Villar empowers smallholders thru SIPAG farm schools
With the advocacy to lift farmers and fisherfolks from poverty, Sen. Cynthia Villar established farm schools that offer free training opportunities on courses designed to improve agricultural productivity.
Two farm schools were set up through Villar Social Institute for Poverty Alleviation and Governance (Villar SIPAG) in Las Piñas City-Bacoor, Cavite and in San Jose del Monte, Bulacan.
Trainings and lectures comprise crop farming (vegetable farming, mushroom and sweet corn production), fisheries and aquaculture, farm business school (financial literacy and profitability, selling and marketing, farm tourist site accreditation and farm visits) and other farm trainings (honeybee keeping, green charcoal briquetting technology, bamboo propagation, plantation establishment and harvesting; forage management, orchid cultivation and cutflower production, organic farming and vermiculture composting).
The schools are using school desks made of recycled plastics, the same chairs that Villar donated to public schools all over the country.
Allied Botanical, Department of Environment and Natural Resources, University of the Philippines – Los Baños, Macondray Plastics, Bureau of Animal Industry, Department of Agriculture, Bureau of Fisheries and Aquatic Resources, East-West Seeds, Sygenta Philippines and the Philippine Horticultural Society will share their expertise and knowledge during the entire course of the program.
Approximately 2,500 students have already graduated from the farm schools of San Jose del Monte Bulacan and Las Piñas – Bacoor.
The Villar Sipag Farm School launched Sagip Bukas in October 2016 where drug surenderers from Las Piñas learn about farming during a 12 week community-based drug rehabilitation training program.
The courses are offered for free and students take home some free seeds and other implements which they are expected to utilize at home or in their respective areas where they can make agriculture a profitable investment.
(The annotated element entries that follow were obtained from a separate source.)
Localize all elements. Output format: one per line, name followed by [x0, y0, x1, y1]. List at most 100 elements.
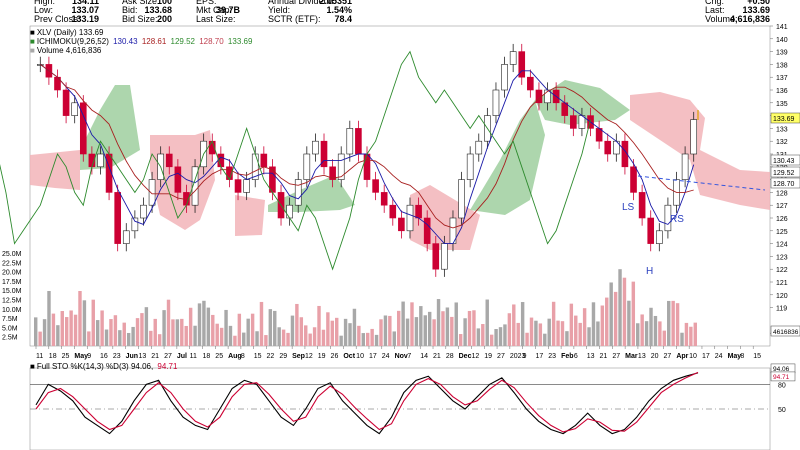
volume-bar — [445, 307, 450, 346]
candle-body — [294, 179, 302, 206]
x-tick-label: 24 — [715, 353, 723, 360]
price-badge-label: 133.69 — [773, 116, 795, 123]
volume-bar — [658, 321, 662, 346]
candle-body — [312, 140, 319, 155]
volume-bar — [47, 291, 51, 346]
y-tick-label: 141 — [776, 24, 788, 31]
price-badge-label: 129.52 — [773, 170, 795, 177]
x-tick-label: 12 — [471, 353, 479, 360]
x-tick-label: 10 — [356, 353, 364, 360]
y-tick-label: 119 — [776, 306, 787, 313]
volume-bar — [644, 321, 649, 346]
volume-bar — [286, 332, 290, 346]
x-tick-label: 18 — [202, 353, 210, 360]
volume-bar — [95, 320, 100, 346]
volume-bar — [144, 307, 149, 346]
x-tick-label: Mar — [625, 353, 638, 360]
volume-axis-label: 2.5M — [2, 335, 18, 342]
volume-bar — [494, 329, 498, 346]
volume-bar — [622, 277, 627, 346]
x-tick-label: 27 — [164, 353, 172, 360]
volume-bar — [543, 333, 547, 346]
x-tick-label: 29 — [279, 353, 287, 360]
neckline — [637, 175, 766, 191]
volume-bar — [560, 321, 565, 346]
volume-bar — [290, 315, 295, 346]
volume-bar — [82, 300, 87, 346]
stoch-badge-label: 94.71 — [773, 374, 790, 381]
volume-bar — [246, 318, 250, 346]
candle-body — [346, 128, 354, 155]
volume-bar — [458, 334, 463, 346]
volume-bar — [224, 309, 228, 346]
x-tick-label: Feb — [561, 353, 573, 360]
candle-body — [380, 192, 388, 206]
volume-axis-label: 5.0M — [2, 325, 18, 332]
header-value: 133.07 — [71, 5, 99, 15]
volume-bar — [693, 322, 697, 346]
volume-bar — [60, 311, 64, 346]
ichimoku-cloud-green — [470, 100, 545, 215]
candle-body — [389, 204, 397, 219]
header-value: 133.19 — [71, 14, 99, 24]
y-tick-label: 135 — [776, 101, 788, 108]
price-badge-bg — [770, 112, 800, 124]
x-tick-label: 17 — [535, 353, 543, 360]
price-badge: 130.43 — [770, 154, 800, 166]
x-tick-label: 19 — [318, 353, 326, 360]
candle-body — [122, 230, 130, 244]
header-label: EPS: — [196, 0, 217, 6]
x-tick-label: 12 — [305, 353, 313, 360]
candle-body — [518, 51, 526, 78]
volume-bar — [312, 327, 317, 346]
volume-bar — [653, 315, 658, 346]
candle-body — [363, 153, 371, 180]
candles — [36, 43, 698, 277]
x-tick-label: Jun — [126, 353, 138, 360]
x-tick-label: Jul — [177, 353, 187, 360]
candle-body — [165, 153, 173, 168]
header-label: SCTR (ETF): — [268, 14, 321, 24]
volume-bar — [481, 324, 485, 346]
header-label: Last: — [705, 5, 725, 15]
candle-body — [441, 243, 448, 270]
volume-bar — [569, 303, 574, 346]
ichimoku-value-kijun: 128.61 — [141, 37, 167, 46]
volume-bar — [202, 300, 206, 346]
volume-bar — [113, 315, 118, 346]
x-tick-label: 9 — [523, 353, 527, 360]
volume-badge-bg — [770, 325, 800, 337]
volume-bar — [587, 327, 591, 346]
volume-bar — [180, 318, 184, 346]
volume-bar — [122, 322, 126, 346]
x-tick-label: 16 — [100, 353, 108, 360]
volume-bar — [184, 325, 188, 346]
volume-bar — [379, 319, 383, 346]
x-tick-label: 15 — [254, 353, 262, 360]
candle-body — [398, 217, 405, 232]
y-tick-label: 140 — [776, 37, 788, 44]
price-badge-label: 128.70 — [773, 181, 795, 188]
y-tick-label: 120 — [776, 293, 788, 300]
x-tick-label: 21 — [600, 353, 608, 360]
candle-body — [664, 204, 672, 232]
volume-bar — [109, 319, 113, 346]
candle-body — [140, 204, 147, 219]
candle-body — [79, 102, 87, 155]
volume-bar — [335, 317, 339, 346]
volume-bar — [135, 318, 140, 346]
x-tick-label: 14 — [420, 353, 428, 360]
volume-bar — [489, 334, 494, 346]
volume-bar — [410, 302, 414, 346]
volume-bar — [118, 330, 122, 346]
volume-bar — [295, 303, 299, 346]
header-value: 2.05351 — [319, 0, 352, 6]
volume-bar — [188, 307, 193, 346]
volume-bar — [556, 320, 560, 346]
volume-bar — [529, 317, 534, 346]
volume-bar — [507, 313, 512, 346]
volume-bar — [175, 319, 180, 346]
price-badge-bg — [770, 166, 800, 178]
volume-bar — [538, 323, 543, 346]
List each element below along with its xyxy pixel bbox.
Villar, who heads the Senate Committee on Agriculture and Food, believes that a key solution to ensure the country’s food security is to support small farmers.
According to the UN Food and Agriculture Organization, 80 percent of the food consumed globally comes from small farms. Unfortunately farms are left in forlorn as the young generation would go to cities and other urban areas to find work because of the meager income.
Recent data showed farmers earn only P150 a day or P4,500 a month, way below the poverty threshold of P5,000 a month.
Villar underscored the need to give incentives to small farmers to catch up with 1.5 million people estimated to be involved in family farming in over 500 million small farms worldwide.
For this reason, Villar believes that there should be more farming schools or farm tourism camps all over the country as a venue for higher learning for many farmers.
Since the enactment of Republic Act 10816 or the Farm Tourism Development Act, the number of farmers, farm owners and farming communities that enjoy the benefits of converting their farms into tourist destinations has grown significantly.
Villar recently launched a directory of these farms to serve as reference guide to enthusiasts, interested trainees and tourists.
“It is our hope that the directory will be useful in spreading the word about the joys of farming and its potential to lift people out of poverty,” Villar said.
“Increasing the number of venues for agriculture-related training will also help remove the barriers that prevent Filipino farmers and fisherfolks to have more income and be more competitive, which are lack of technology, mechanization, financial literacy, and inability to access cheap credit,” she added.